The ABCs of an HSA
According to the Centers for Disease Control and Prevention, the United States’ health expenditures as a percent of Gross Domestic Product (GDP) were an astonishing 17.4% in 2013. That’s $2.9 trillion dollars or $9,255 per person! With more than one in six dollars of the nation’s income being spent on health care, it is critical that individuals take advantage of the options available to them to pay for these expenses. Consumer-Directed Healthcare (CDH) accounts are the most popular options because they allow individuals to set aside pre-tax money for expenses that might not be fully covered under traditional healthcare plans. The benefits don’t stop there! Especially not for Health Savings Accounts, often simply referred to as HSAs. These type of accounts have the following benefits:
- They consist of interest-bearing, FDIC-insured checking accounts as well as investment accounts, allowing individuals to potentially grow their savings via well-diversified portfolios
For 2015, total contributions by account holders, family members, or employers cannot exceed $3,350 for individual coverage and $6,650 for family coverage. Individuals 55 or older can make an additional catch-up contribution of $1,000.
- Contributions made by employers, although not tax-deductible for the account holder, are excluded from the account holder’s gross income
- Contributions are tax-deductible ; Tax payers do not need to itemize deductions to reap the benefits as this deduction is “above-the-line”

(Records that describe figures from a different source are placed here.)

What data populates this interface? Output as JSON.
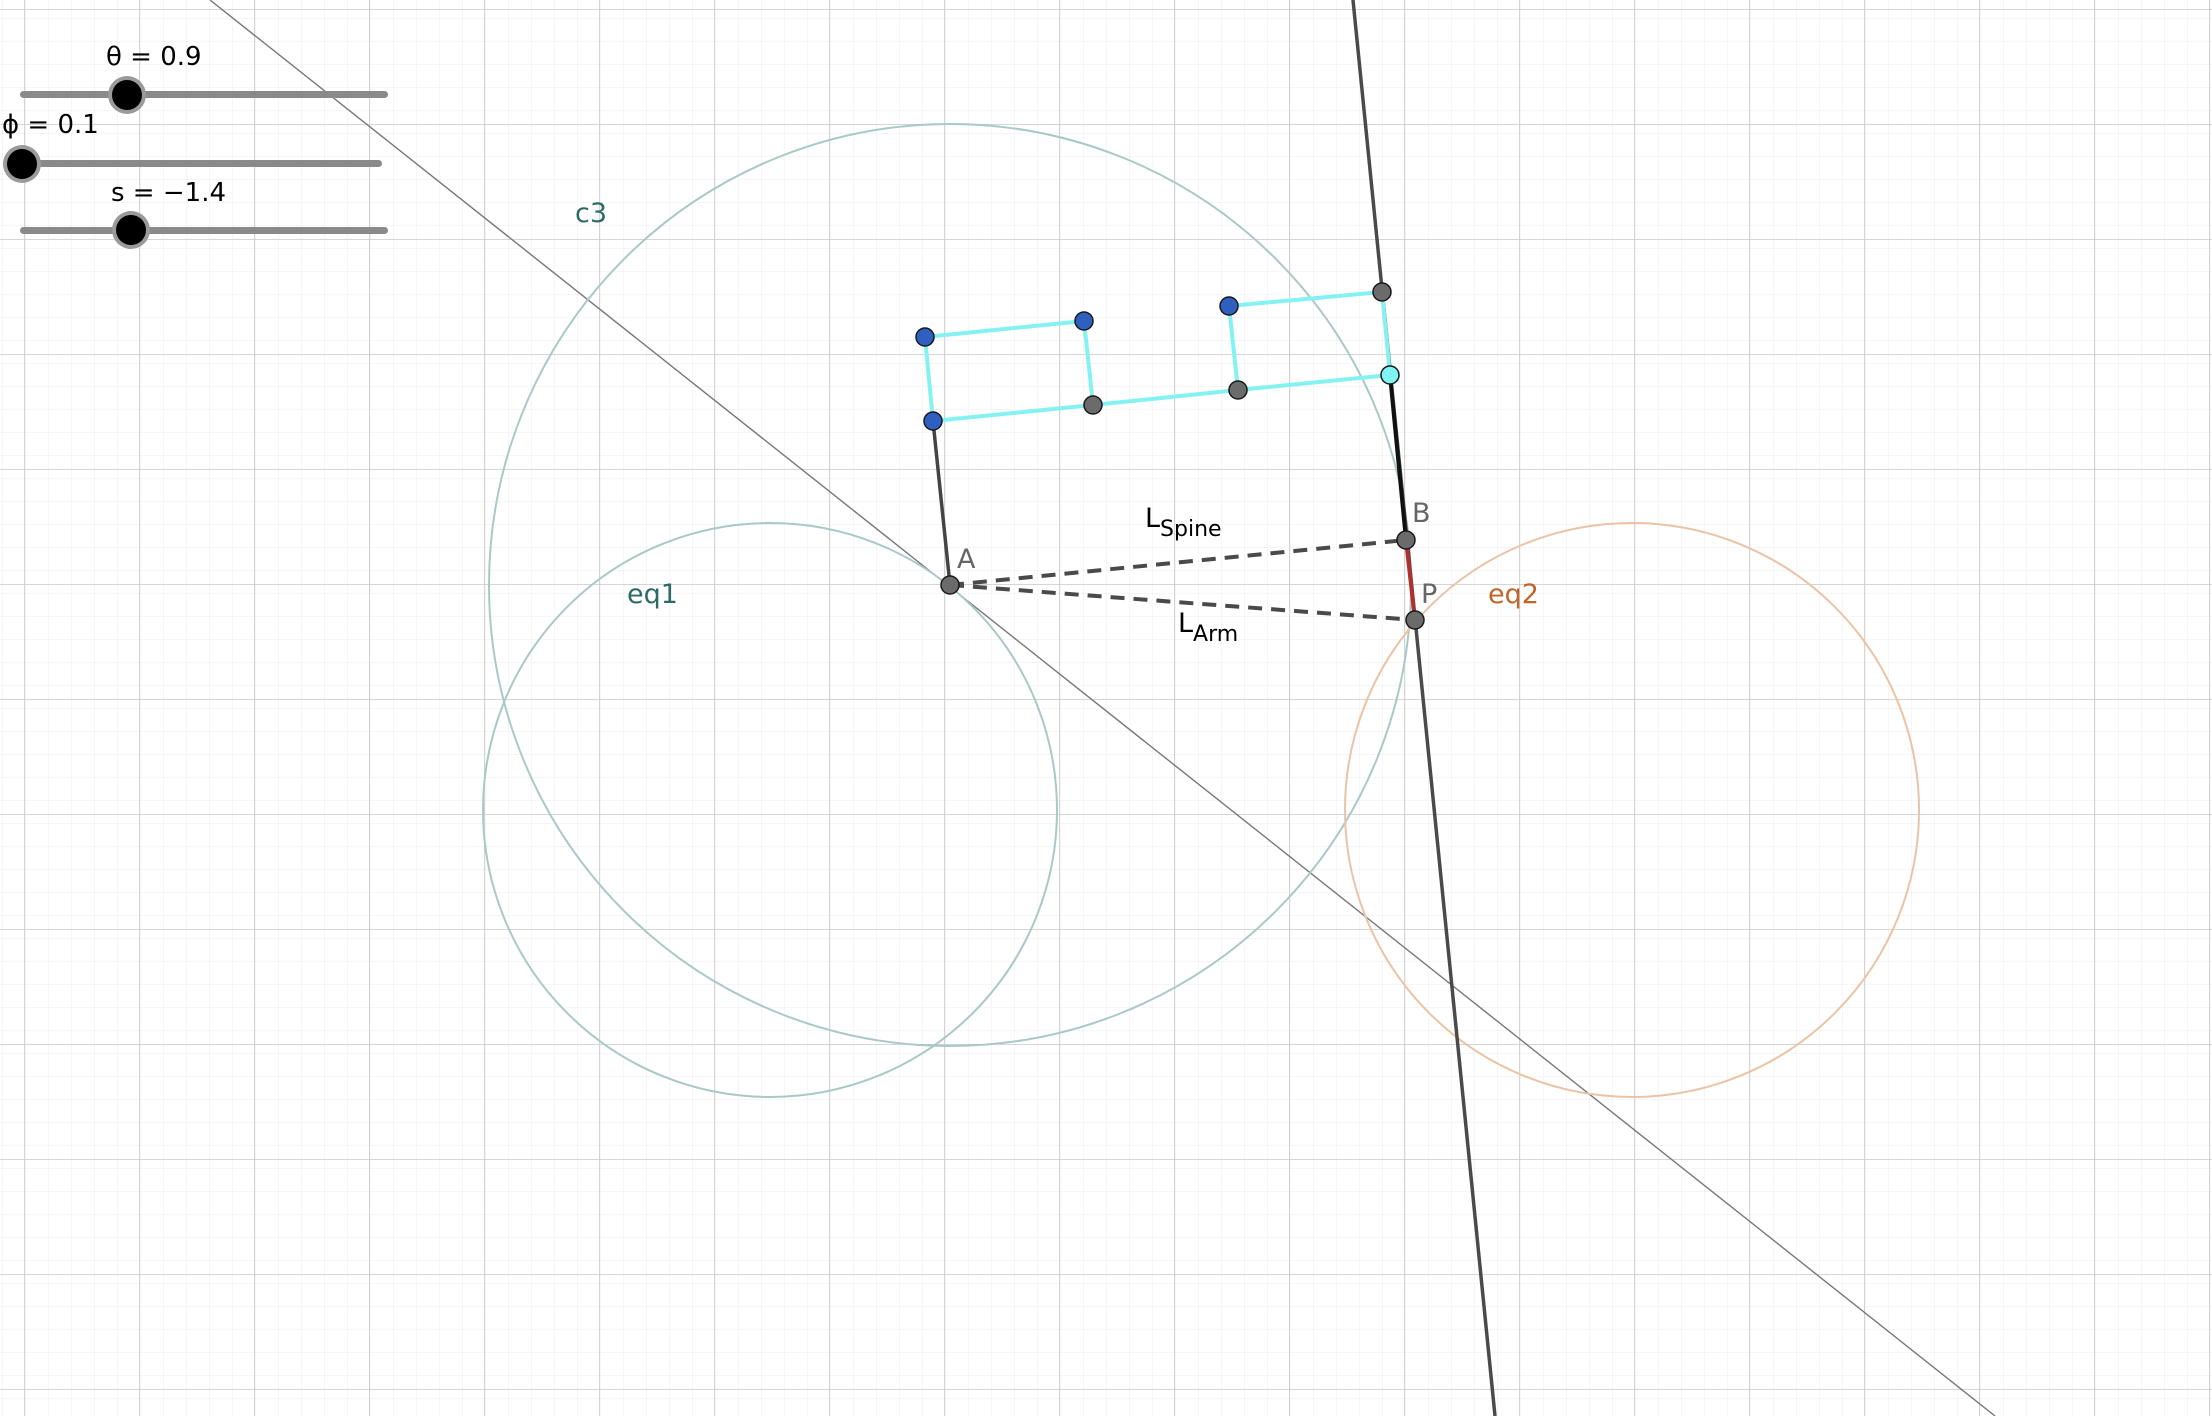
{
  "sliders": [
    {
      "label": "θ = 0.9"
    },
    {
      "label": "ϕ = 0.1"
    },
    {
      "label": "s = −1.4"
    }
  ],
  "labels": {
    "c3": "c3",
    "eq1": "eq1",
    "eq2": "eq2",
    "A": "A",
    "B": "B",
    "P": "P",
    "L_spine_main": "L",
    "L_spine_sub": "Spine",
    "L_arm_main": "L",
    "L_arm_sub": "Arm"
  },
  "colors": {
    "grid_major": "#c8c8c8",
    "grid_minor": "#ececec",
    "circle_teal": "#a9c9c6",
    "circle_orange": "#ebc3a6",
    "label_teal": "#2d6a66",
    "label_orange": "#c0652a",
    "cyan": "#7ef4f4",
    "blue_point": "#2f5fbf",
    "gray_point": "#6b6b6b",
    "segment_red": "#b03030",
    "line_dark": "#444444"
  }
}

- Interest and investment earnings accumulate income-tax free
- There is no “use it or lose it” feature – funds always belong to the account holder, even upon termination or retirement
- Distributions for qualified medical expenses are always tax-free – Take a look at the list – even acupuncture is included!
- After age 65, funds can be used for any purpose without penalty (20%) but will be subject to income tax if not used for qualified medical expenses.

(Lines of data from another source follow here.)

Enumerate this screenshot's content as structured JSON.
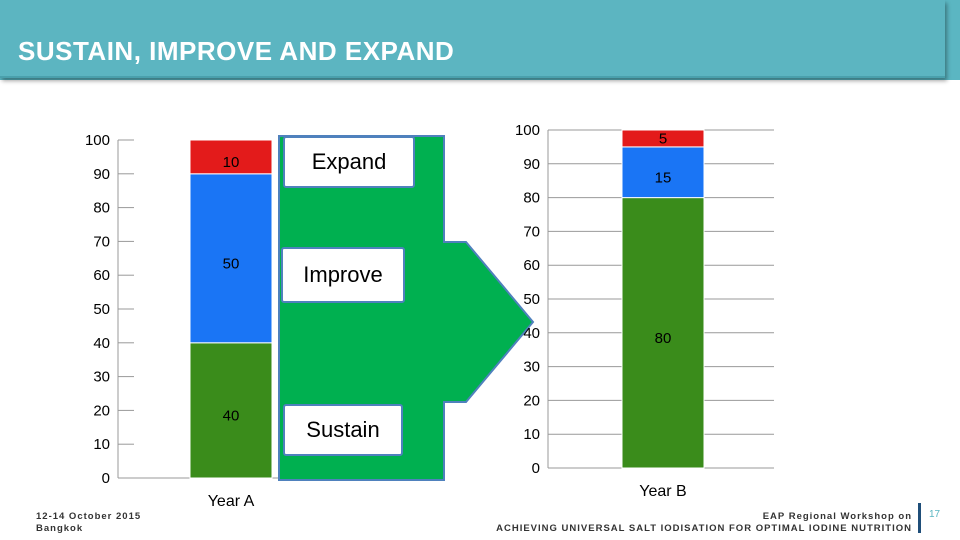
{
  "header": {
    "title": "SUSTAIN, IMPROVE AND EXPAND"
  },
  "labels": {
    "expand": "Expand",
    "improve": "Improve",
    "sustain": "Sustain"
  },
  "colors": {
    "sustain": "#3a8c1b",
    "improve": "#1a75f5",
    "expand": "#e31b1b",
    "arrow": "#00b050",
    "arrow_border": "#4f81bd"
  },
  "chart_data": [
    {
      "type": "bar",
      "stacked": true,
      "categories": [
        "Year A"
      ],
      "series": [
        {
          "name": "Sustain",
          "values": [
            40
          ]
        },
        {
          "name": "Improve",
          "values": [
            50
          ]
        },
        {
          "name": "Expand",
          "values": [
            10
          ]
        }
      ],
      "ylim": [
        0,
        100
      ],
      "yticks": [
        0,
        10,
        20,
        30,
        40,
        50,
        60,
        70,
        80,
        90,
        100
      ]
    },
    {
      "type": "bar",
      "stacked": true,
      "categories": [
        "Year B"
      ],
      "series": [
        {
          "name": "Sustain",
          "values": [
            80
          ]
        },
        {
          "name": "Improve",
          "values": [
            15
          ]
        },
        {
          "name": "Expand",
          "values": [
            5
          ]
        }
      ],
      "ylim": [
        0,
        100
      ],
      "yticks": [
        0,
        10,
        20,
        30,
        40,
        50,
        60,
        70,
        80,
        90,
        100
      ]
    }
  ],
  "footer": {
    "date": "12-14 October 2015",
    "location": "Bangkok",
    "event": "EAP Regional Workshop on",
    "subtitle": "ACHIEVING UNIVERSAL SALT IODISATION FOR OPTIMAL IODINE NUTRITION",
    "page": "17"
  }
}
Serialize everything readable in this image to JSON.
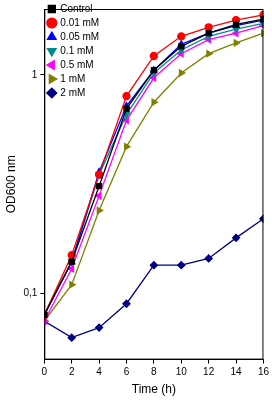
{
  "chart_data": {
    "type": "line",
    "x_label": "Time (h)",
    "y_label": "OD600 nm",
    "x": [
      0,
      2,
      4,
      6,
      8,
      10,
      12,
      14,
      16
    ],
    "series": [
      {
        "name": "Control",
        "color": "#000000",
        "marker": "square",
        "values": [
          0.08,
          0.14,
          0.31,
          0.7,
          1.05,
          1.35,
          1.55,
          1.7,
          1.8
        ]
      },
      {
        "name": "0.01 mM",
        "color": "#ff0000",
        "marker": "circle",
        "values": [
          0.08,
          0.15,
          0.35,
          0.8,
          1.22,
          1.5,
          1.65,
          1.78,
          1.88
        ]
      },
      {
        "name": "0.05 mM",
        "color": "#0000ff",
        "marker": "triangle-up",
        "values": [
          0.08,
          0.14,
          0.36,
          0.72,
          1.05,
          1.38,
          1.55,
          1.68,
          1.78
        ]
      },
      {
        "name": "0.1 mM",
        "color": "#008b8b",
        "marker": "triangle-down",
        "values": [
          0.08,
          0.14,
          0.35,
          0.66,
          1.02,
          1.3,
          1.5,
          1.62,
          1.72
        ]
      },
      {
        "name": "0.5 mM",
        "color": "#ff00ff",
        "marker": "triangle-left",
        "values": [
          0.075,
          0.13,
          0.28,
          0.62,
          0.97,
          1.25,
          1.45,
          1.55,
          1.68
        ]
      },
      {
        "name": "1 mM",
        "color": "#808000",
        "marker": "triangle-right",
        "values": [
          0.075,
          0.11,
          0.24,
          0.47,
          0.75,
          1.02,
          1.25,
          1.4,
          1.55
        ]
      },
      {
        "name": "2 mM",
        "color": "#000080",
        "marker": "diamond",
        "values": [
          0.075,
          0.063,
          0.07,
          0.09,
          0.135,
          0.135,
          0.145,
          0.18,
          0.22
        ]
      }
    ],
    "xlim": [
      0,
      16
    ],
    "xticks": [
      0,
      2,
      4,
      6,
      8,
      10,
      12,
      14,
      16
    ],
    "ylim": [
      0.05,
      2
    ],
    "yticks": [
      {
        "value": 0.1,
        "label": "0,1"
      },
      1
    ],
    "log": "y",
    "grid": false,
    "legend": "upper left"
  }
}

Although all of these benefits are great, we can’t help but emphasize the last one. A Health Savings Account can not only be used to create an emergency fund for medical expenses, but it can also serve as a retirement savings vehicle – funds not needed for medical expenses may be used for other expenses at retirement age.
You may be thinking “There must be a catch!” There’s not, but there are eligibility requirements. An account holder must:
- Be covered by a high deductible health plan (sometimes referred to as an HDHP)
For 2015, a plan is considered HDHP if the annual deductible is at least $1,300 per individual and $2,600 for family coverage. In addition to these minimums, there are also maximum limits on annual out-of-pocket expenses for HDHPs. For 2015, annual out-of-pocket expenses cannot exceed $6,450 for an individual and $12,900 for a family.
- Not be covered by any other comprehensive health plan that is not an HDHP
- Not be covered by a general purpose health care Flexible Spending Account (FSA) or Health Reimbursement Account (HRA)
- Be under age 65
- Not be eligible for Medicare
- Not be claimed as a dependent on another person’s tax return
With the increasing (and increasingly expensive) medical needs we all experience as we get older, taking advantage of the available options to pay for these expenses is more important than ever. Why not take advantage of the tax-deductible contributions and tax-free distributions for one of the nation’s largest expenditures?